Exactly, if their software keeps working and allowing updates and they don't know what the end user is doing then it's a them problem. If they didn't bake in telemetrics to know what version each license key is using then it's on them.
At this point, why would anyone do business with broadcom at all?
Because they make all the cheap ethernet chips that go on motherboards.
Other than that, can't think of a good reason.
This is why KVM is a good option, or even Hyper-V for Windows hosts. The only problem with KVM Is graphical support for paravirtualized drivers is basic at best with no full 3D acceleration that I know of for Windows guests; virtio-win isn't exactly the best option graphically and QXL to my knowledge is even more lacking, but one can just pass a hardware GPU through over vfio-pci for that.
Unfortunately for Mac hosts, Apple has no KVM/Hyper-V equivalent so your best option for virtualization there is Parallels.
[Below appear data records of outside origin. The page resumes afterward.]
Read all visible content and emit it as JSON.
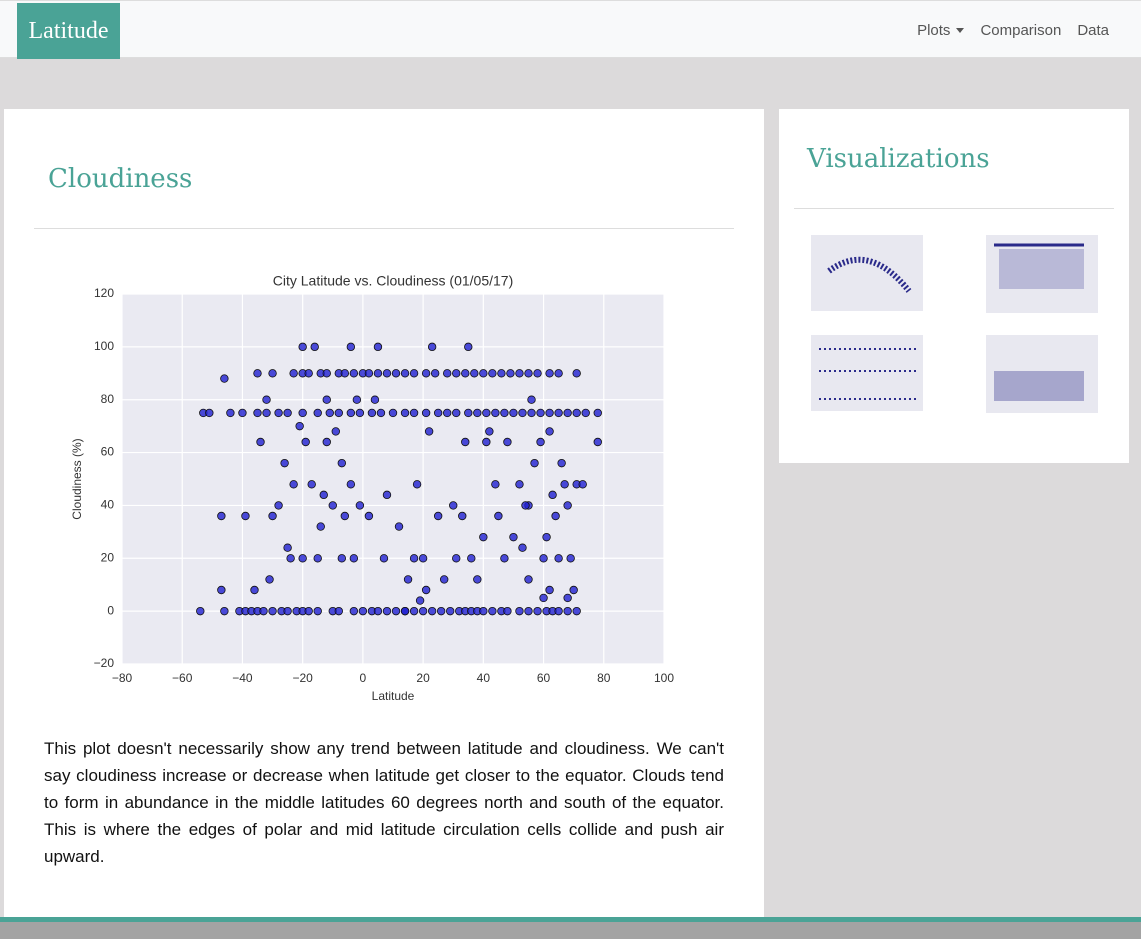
{
  "navbar": {
    "brand": "Latitude",
    "links": [
      "Plots",
      "Comparison",
      "Data"
    ]
  },
  "main": {
    "title": "Cloudiness",
    "description": "This plot doesn't necessarily show any trend between latitude and cloudiness. We can't say cloudiness increase or decrease when latitude get closer to the equator. Clouds tend to form in abundance in the middle latitudes 60 degrees north and south of the equator. This is where the edges of polar and mid latitude circulation cells collide and push air upward."
  },
  "sidebar": {
    "title": "Visualizations"
  },
  "chart_data": {
    "type": "scatter",
    "title": "City Latitude vs. Cloudiness (01/05/17)",
    "x_label": "Latitude",
    "y_label": "Cloudiness (%)",
    "color": "#1f1fd0",
    "grid": true,
    "xlim": [
      -80,
      100
    ],
    "ylim": [
      -20,
      120
    ],
    "xticks": [
      {
        "value": -80,
        "label": "−80"
      },
      {
        "value": -60,
        "label": "−60"
      },
      {
        "value": -40,
        "label": "−40"
      },
      {
        "value": -20,
        "label": "−20"
      },
      0,
      20,
      40,
      60,
      80,
      100
    ],
    "yticks": [
      {
        "value": -20,
        "label": "−20"
      },
      0,
      20,
      40,
      60,
      80,
      100,
      120
    ],
    "x": [
      -54,
      -46,
      -41,
      -39,
      -37,
      -35,
      -33,
      -30,
      -27,
      -25,
      -22,
      -20,
      -18,
      -15,
      -10,
      -8,
      -3,
      0,
      3,
      5,
      8,
      11,
      14,
      17,
      20,
      23,
      26,
      29,
      32,
      34,
      36,
      38,
      40,
      43,
      46,
      48,
      52,
      55,
      58,
      61,
      63,
      65,
      68,
      71,
      -35,
      -30,
      -23,
      -20,
      -18,
      -14,
      -12,
      -8,
      -6,
      -3,
      0,
      2,
      5,
      8,
      11,
      14,
      17,
      21,
      24,
      28,
      31,
      34,
      37,
      40,
      43,
      46,
      49,
      52,
      55,
      58,
      62,
      65,
      71,
      -53,
      -51,
      -44,
      -35,
      -32,
      -28,
      -25,
      -20,
      -15,
      -11,
      -8,
      -4,
      -1,
      3,
      6,
      10,
      14,
      17,
      21,
      25,
      28,
      31,
      35,
      38,
      41,
      44,
      47,
      50,
      53,
      56,
      59,
      62,
      65,
      68,
      71,
      74,
      78,
      -46,
      -39,
      -47,
      -40,
      -32,
      -34,
      -26,
      -23,
      -28,
      -30,
      -25,
      -24,
      -20,
      -31,
      -36,
      -47,
      -21,
      -19,
      -12,
      -17,
      -13,
      -10,
      -6,
      -14,
      -15,
      -7,
      -3,
      -7,
      -4,
      -9,
      -12,
      -16,
      -20,
      -4,
      5,
      23,
      35,
      -2,
      4,
      8,
      12,
      -1,
      2,
      7,
      15,
      17,
      18,
      20,
      21,
      22,
      25,
      27,
      30,
      31,
      33,
      34,
      36,
      38,
      40,
      42,
      44,
      45,
      48,
      50,
      52,
      53,
      55,
      55,
      56,
      57,
      59,
      60,
      61,
      62,
      63,
      64,
      65,
      66,
      67,
      68,
      69,
      70,
      71,
      73,
      78,
      62,
      14,
      41,
      47,
      19,
      60,
      68,
      54
    ],
    "values": [
      0,
      0,
      0,
      0,
      0,
      0,
      0,
      0,
      0,
      0,
      0,
      0,
      0,
      0,
      0,
      0,
      0,
      0,
      0,
      0,
      0,
      0,
      0,
      0,
      0,
      0,
      0,
      0,
      0,
      0,
      0,
      0,
      0,
      0,
      0,
      0,
      0,
      0,
      0,
      0,
      0,
      0,
      0,
      0,
      90,
      90,
      90,
      90,
      90,
      90,
      90,
      90,
      90,
      90,
      90,
      90,
      90,
      90,
      90,
      90,
      90,
      90,
      90,
      90,
      90,
      90,
      90,
      90,
      90,
      90,
      90,
      90,
      90,
      90,
      90,
      90,
      90,
      75,
      75,
      75,
      75,
      75,
      75,
      75,
      75,
      75,
      75,
      75,
      75,
      75,
      75,
      75,
      75,
      75,
      75,
      75,
      75,
      75,
      75,
      75,
      75,
      75,
      75,
      75,
      75,
      75,
      75,
      75,
      75,
      75,
      75,
      75,
      75,
      75,
      88,
      36,
      36,
      75,
      80,
      64,
      56,
      48,
      40,
      36,
      24,
      20,
      20,
      12,
      8,
      8,
      70,
      64,
      64,
      48,
      44,
      40,
      36,
      32,
      20,
      20,
      20,
      56,
      48,
      68,
      80,
      100,
      100,
      100,
      100,
      100,
      100,
      80,
      80,
      44,
      32,
      40,
      36,
      20,
      12,
      20,
      48,
      20,
      8,
      68,
      36,
      12,
      40,
      20,
      36,
      64,
      20,
      12,
      28,
      68,
      48,
      36,
      64,
      28,
      48,
      24,
      40,
      12,
      80,
      56,
      64,
      20,
      28,
      68,
      44,
      36,
      20,
      56,
      48,
      40,
      20,
      8,
      48,
      48,
      64,
      8,
      0,
      64,
      20,
      4,
      5,
      5,
      40
    ]
  }
}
(and it's honestly kinda stupid that Apple can't build their own KVM equivalent into the Darwin kernel which macOS is based on)
There is a KVM equivalent on MacOS, Apple's Hypervisor virtualization framework.
KVM is just the kernel side, you need QEMU (for example) on userland. On MacOS you have now UTM.
I stupidly bought a VMWare Workstation license when I first got on the Windows 11 train. Bright eyed and bushy tailed and all that rubbish. My experience was such shit that I abandoned it all for Linux and Virtualbox.
Fuck Microsoft, fuck VMWare.
qemu ftw.
Why would anyone use it over qemu? Is this a business enterprise thing?
There is a major difference between running a vm on your desktop and orchestrating a fleet of highly available virtual machines. Just one example might be vmotion. You can move a virtual machine from one physical host to another in real time with 0 interruption to services running on that host.
That’s some incredible stuff. Now days you can use things like XCP-ng to do the same but VMware was ahead of the pack for a decade.
They started dying when they were squeezed between cloud hyper scalars and the cheaper alternative hypervisors that finally had caught up.
Then the corpse was bought by Broadcom who is currently trying to milk it before the body completely rots.